After all the hard work, all the planning, launching, advertising and money, it looks as though you may have just made the biggest mistake of your life.
Bros as it happens didn’t quit. They stuck with it and released their second single, a couple months later. It was a catchy, 80’s pop anthem called ‘When Will I Be Famous’. As it turns out, the answer to that question apparently, was pretty much instantly.
The song crushed it not only in the UK, but across Europe and beyond. They became a household name overnight (much harder to do without Facebook, Instagram or the Internet!), and when their album was finally released, it went Platinum multiple times over both at home and abroad.

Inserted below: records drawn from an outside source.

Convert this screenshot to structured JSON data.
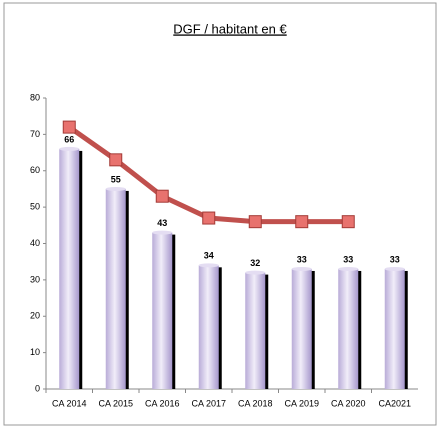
{
  "chart_data": {
    "type": "bar",
    "title": "DGF  / habitant en €",
    "categories": [
      "CA 2014",
      "CA 2015",
      "CA 2016",
      "CA 2017",
      "CA 2018",
      "CA 2019",
      "CA 2020",
      "CA2021"
    ],
    "series": [
      {
        "type": "bar",
        "color": "#cfc4e6",
        "values": [
          66,
          55,
          43,
          34,
          32,
          33,
          33,
          33
        ]
      },
      {
        "type": "line",
        "color": "#c0504d",
        "values": [
          72,
          63,
          53,
          47,
          46,
          46,
          46,
          null
        ]
      }
    ],
    "ylim": [
      0,
      80
    ],
    "yticks": [
      0,
      10,
      20,
      30,
      40,
      50,
      60,
      70,
      80
    ],
    "grid": false
  }
}
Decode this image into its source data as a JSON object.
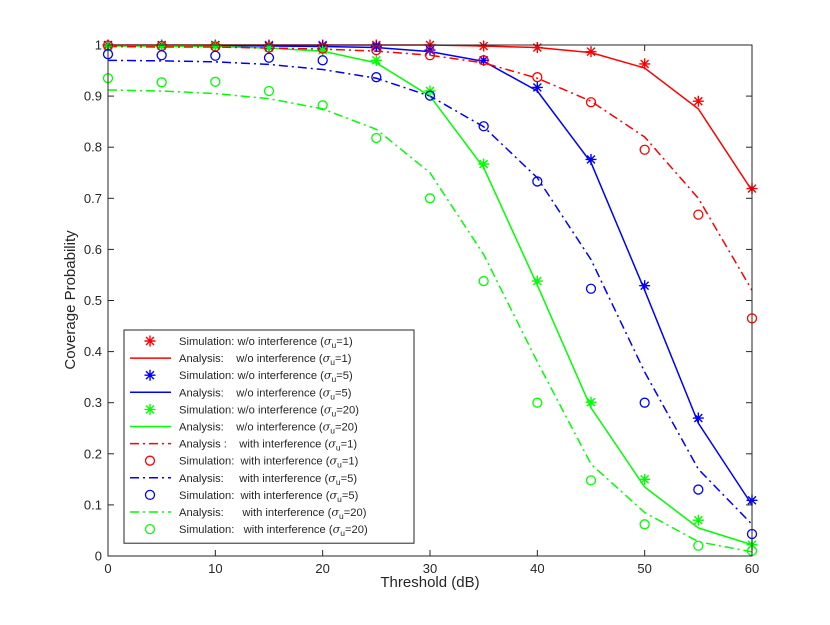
{
  "chart_data": {
    "type": "line",
    "title": "",
    "xlabel": "Threshold (dB)",
    "ylabel": "Coverage Probability",
    "xlim": [
      0,
      60
    ],
    "ylim": [
      0,
      1
    ],
    "xticks": [
      0,
      10,
      20,
      30,
      40,
      50,
      60
    ],
    "yticks": [
      0,
      0.1,
      0.2,
      0.3,
      0.4,
      0.5,
      0.6,
      0.7,
      0.8,
      0.9,
      1
    ],
    "xtick_labels": [
      "0",
      "10",
      "20",
      "30",
      "40",
      "50",
      "60"
    ],
    "ytick_labels": [
      "0",
      "0.1",
      "0.2",
      "0.3",
      "0.4",
      "0.5",
      "0.6",
      "0.7",
      "0.8",
      "0.9",
      "1"
    ],
    "legend_position": "bottom-left",
    "x": [
      0,
      5,
      10,
      15,
      20,
      25,
      30,
      35,
      40,
      45,
      50,
      55,
      60
    ],
    "series": [
      {
        "id": "sim-wo-1",
        "label_prefix": "Simulation: w/o interference (",
        "sub": "1",
        "color": "#ff0000",
        "style": "marker",
        "marker": "star",
        "values": [
          1.0,
          1.0,
          1.0,
          1.0,
          1.0,
          1.0,
          1.0,
          0.998,
          0.995,
          0.987,
          0.963,
          0.89,
          0.719
        ]
      },
      {
        "id": "ana-wo-1",
        "label_prefix": "Analysis:    w/o interference (",
        "sub": "1",
        "color": "#ff0000",
        "style": "solid",
        "values": [
          1.0,
          1.0,
          1.0,
          1.0,
          1.0,
          1.0,
          1.0,
          0.998,
          0.995,
          0.985,
          0.955,
          0.875,
          0.715
        ]
      },
      {
        "id": "sim-wo-5",
        "label_prefix": "Simulation: w/o interference (",
        "sub": "5",
        "color": "#0000ff",
        "style": "marker",
        "marker": "star",
        "values": [
          0.999,
          0.999,
          0.999,
          0.998,
          0.998,
          0.997,
          0.99,
          0.97,
          0.917,
          0.776,
          0.529,
          0.27,
          0.109
        ]
      },
      {
        "id": "ana-wo-5",
        "label_prefix": "Analysis:    w/o interference (",
        "sub": "5",
        "color": "#0000ff",
        "style": "solid",
        "values": [
          0.999,
          0.999,
          0.999,
          0.998,
          0.997,
          0.995,
          0.987,
          0.968,
          0.91,
          0.77,
          0.52,
          0.26,
          0.1
        ]
      },
      {
        "id": "sim-wo-20",
        "label_prefix": "Simulation: w/o interference (",
        "sub": "20",
        "color": "#00ff00",
        "style": "marker",
        "marker": "star",
        "values": [
          0.998,
          0.998,
          0.998,
          0.995,
          0.99,
          0.97,
          0.91,
          0.767,
          0.538,
          0.301,
          0.15,
          0.07,
          0.022
        ]
      },
      {
        "id": "ana-wo-20",
        "label_prefix": "Analysis:    w/o interference (",
        "sub": "20",
        "color": "#00ff00",
        "style": "solid",
        "values": [
          0.998,
          0.998,
          0.997,
          0.994,
          0.988,
          0.965,
          0.9,
          0.76,
          0.53,
          0.29,
          0.135,
          0.055,
          0.022
        ]
      },
      {
        "id": "ana-w-1",
        "label_prefix": "Analysis :    with interference (",
        "sub": "1",
        "color": "#ff0000",
        "style": "dashdot",
        "values": [
          0.997,
          0.996,
          0.996,
          0.994,
          0.992,
          0.988,
          0.98,
          0.965,
          0.935,
          0.89,
          0.82,
          0.7,
          0.52
        ]
      },
      {
        "id": "sim-w-1",
        "label_prefix": "Simulation:  with interference (",
        "sub": "1",
        "color": "#ff0000",
        "style": "marker",
        "marker": "circle",
        "values": [
          0.999,
          0.998,
          0.997,
          0.995,
          0.993,
          0.99,
          0.98,
          0.97,
          0.937,
          0.888,
          0.795,
          0.668,
          0.465
        ]
      },
      {
        "id": "ana-w-5",
        "label_prefix": "Analysis:     with interference (",
        "sub": "5",
        "color": "#0000ff",
        "style": "dashdot",
        "values": [
          0.97,
          0.969,
          0.967,
          0.962,
          0.952,
          0.935,
          0.9,
          0.84,
          0.74,
          0.58,
          0.36,
          0.17,
          0.062
        ]
      },
      {
        "id": "sim-w-5",
        "label_prefix": "Simulation:  with interference (",
        "sub": "5",
        "color": "#0000ff",
        "style": "marker",
        "marker": "circle",
        "values": [
          0.982,
          0.98,
          0.979,
          0.975,
          0.97,
          0.937,
          0.901,
          0.841,
          0.733,
          0.523,
          0.3,
          0.13,
          0.043
        ]
      },
      {
        "id": "ana-w-20",
        "label_prefix": "Analysis:      with interference (",
        "sub": "20",
        "color": "#00ff00",
        "style": "dashdot",
        "values": [
          0.912,
          0.91,
          0.905,
          0.895,
          0.875,
          0.835,
          0.75,
          0.59,
          0.38,
          0.18,
          0.085,
          0.028,
          0.008
        ]
      },
      {
        "id": "sim-w-20",
        "label_prefix": "Simulation:   with interference (",
        "sub": "20",
        "color": "#00ff00",
        "style": "marker",
        "marker": "circle",
        "values": [
          0.935,
          0.927,
          0.928,
          0.91,
          0.882,
          0.818,
          0.7,
          0.538,
          0.3,
          0.148,
          0.062,
          0.02,
          0.01
        ]
      }
    ]
  }
}
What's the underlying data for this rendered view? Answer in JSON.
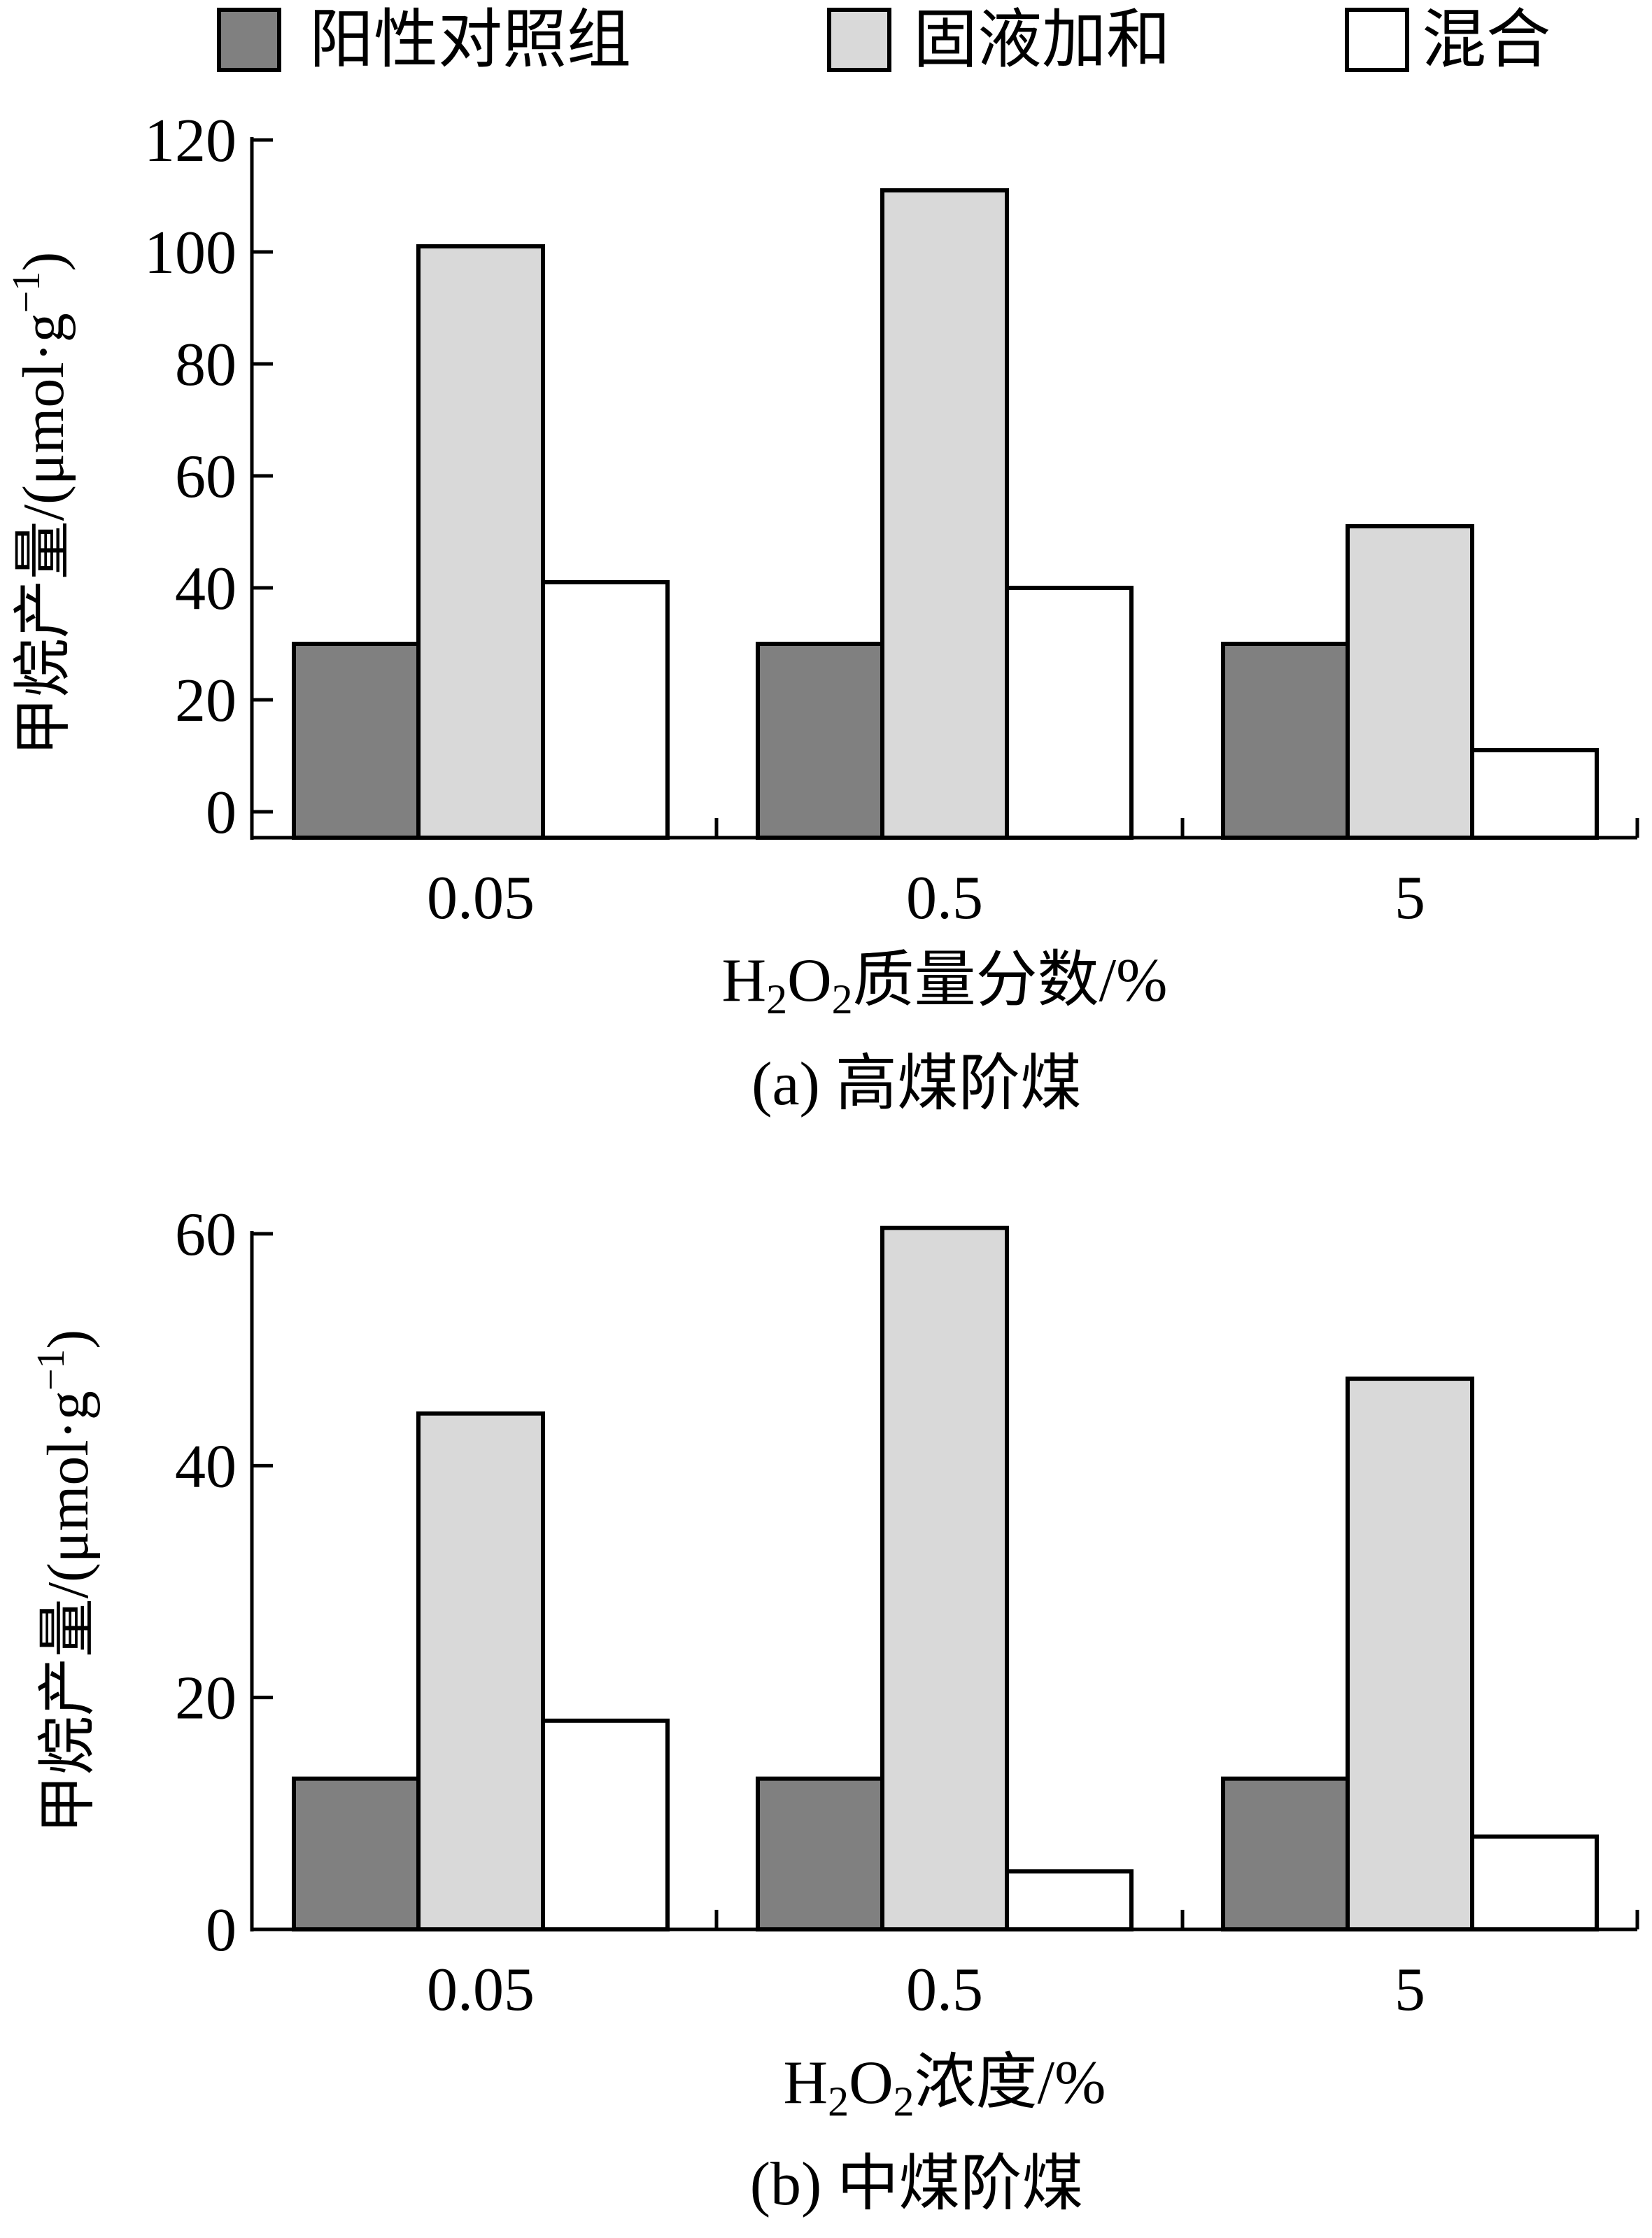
{
  "legend": [
    {
      "name": "阳性对照组",
      "color": "#808080"
    },
    {
      "name": "固液加和",
      "color": "#d9d9d9"
    },
    {
      "name": "混合",
      "color": "#ffffff"
    }
  ],
  "chart_data": [
    {
      "type": "bar",
      "caption": "(a) 高煤阶煤",
      "xlabel_parts": {
        "pre": "H",
        "sub1": "2",
        "mid": "O",
        "sub2": "2",
        "post": "质量分数/%"
      },
      "ylabel_parts": {
        "main": "甲烷产量/(μmol·g",
        "sup": "−1",
        "close": ")"
      },
      "categories": [
        "0.05",
        "0.5",
        "5"
      ],
      "yticks": [
        "0",
        "20",
        "40",
        "60",
        "80",
        "100",
        "120"
      ],
      "ylim": [
        0,
        120
      ],
      "grid": false,
      "legend_position": "top",
      "series": [
        {
          "name": "阳性对照组",
          "values": [
            30,
            30,
            30
          ]
        },
        {
          "name": "固液加和",
          "values": [
            101,
            111,
            51
          ]
        },
        {
          "name": "混合",
          "values": [
            41,
            40,
            11
          ]
        }
      ]
    },
    {
      "type": "bar",
      "caption": "(b) 中煤阶煤",
      "xlabel_parts": {
        "pre": "H",
        "sub1": "2",
        "mid": "O",
        "sub2": "2",
        "post": "浓度/%"
      },
      "ylabel_parts": {
        "main": "甲烷产量/(μmol·g",
        "sup": "−1",
        "close": ")"
      },
      "categories": [
        "0.05",
        "0.5",
        "5"
      ],
      "yticks": [
        "0",
        "20",
        "40",
        "60"
      ],
      "ylim": [
        0,
        60
      ],
      "grid": false,
      "legend_position": "top",
      "series": [
        {
          "name": "阳性对照组",
          "values": [
            13,
            13,
            13
          ]
        },
        {
          "name": "固液加和",
          "values": [
            44.5,
            60.5,
            47.5
          ]
        },
        {
          "name": "混合",
          "values": [
            18,
            5,
            8
          ]
        }
      ]
    }
  ]
}
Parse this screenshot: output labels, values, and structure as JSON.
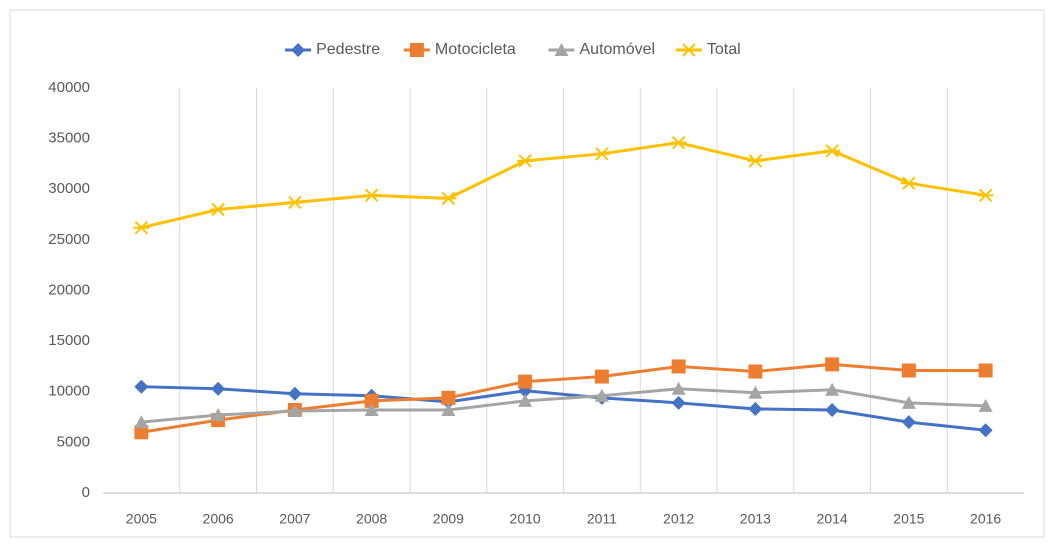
{
  "chart_data": {
    "type": "line",
    "categories": [
      "2005",
      "2006",
      "2007",
      "2008",
      "2009",
      "2010",
      "2011",
      "2012",
      "2013",
      "2014",
      "2015",
      "2016"
    ],
    "series": [
      {
        "name": "Pedestre",
        "color": "#4472c4",
        "marker": "diamond",
        "values": [
          10500,
          10300,
          9800,
          9600,
          9000,
          10100,
          9400,
          8900,
          8300,
          8200,
          7000,
          6200
        ]
      },
      {
        "name": "Motocicleta",
        "color": "#ed7d31",
        "marker": "square",
        "values": [
          6000,
          7200,
          8200,
          9100,
          9400,
          11000,
          11500,
          12500,
          12000,
          12700,
          12100,
          12100
        ]
      },
      {
        "name": "Automóvel",
        "color": "#a5a5a5",
        "marker": "triangle",
        "values": [
          7000,
          7700,
          8100,
          8200,
          8200,
          9100,
          9600,
          10300,
          9900,
          10200,
          8900,
          8600
        ]
      },
      {
        "name": "Total",
        "color": "#ffc000",
        "marker": "star",
        "values": [
          26200,
          28000,
          28700,
          29400,
          29100,
          32800,
          33500,
          34600,
          32800,
          33800,
          30600,
          29400
        ]
      }
    ],
    "ylim": [
      0,
      40000
    ],
    "yticks": [
      0,
      5000,
      10000,
      15000,
      20000,
      25000,
      30000,
      35000,
      40000
    ],
    "grid": "vertical",
    "legend": "top"
  }
}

When they released tickets for their first tour, they sold out in minutes, and even today, Bros are still the youngest ever band to fill Wembley Stadium, the largest event stadium in the UK that seated around 70-something thousand at the time.
The point of this post however, isn’t to focus on that song but rather the first, remember, the one that tanked and was called ‘I Owe You Nothing’. Like Jobs with Apple, and so many other budding enterprises before, sometimes people just aren’t ready for something, especially when that something is blazing it’s own, unique trail. Eventually however, they realize they are.
Bros re-released the same song to the same audience a year or so later and you can probably guess what happened. Not only did it hit the number 1 spot in the UK, it went number 1 in countries all over the world and cemented their position as a credible act.
Just imagine if they’d quit the first time round. Imagine if Airbnb quit when they were struggling to make a couple hundred bucks a month. Commitment doesn’t mean sticking with something when the going is easy, but rather finding a way to make something work when the going gets tough. True entrepreneurs believe in their ideas so strongly they’d never contemplate quitting, because they’re convinced that what they’re doing is game changing. If you don’t believe that’s the case, then maybe you should quit. If you do believe, then stick with it, believe in your dream, surround yourself with people that will encourage you and help you get there and most importantly, find a way to make it happen.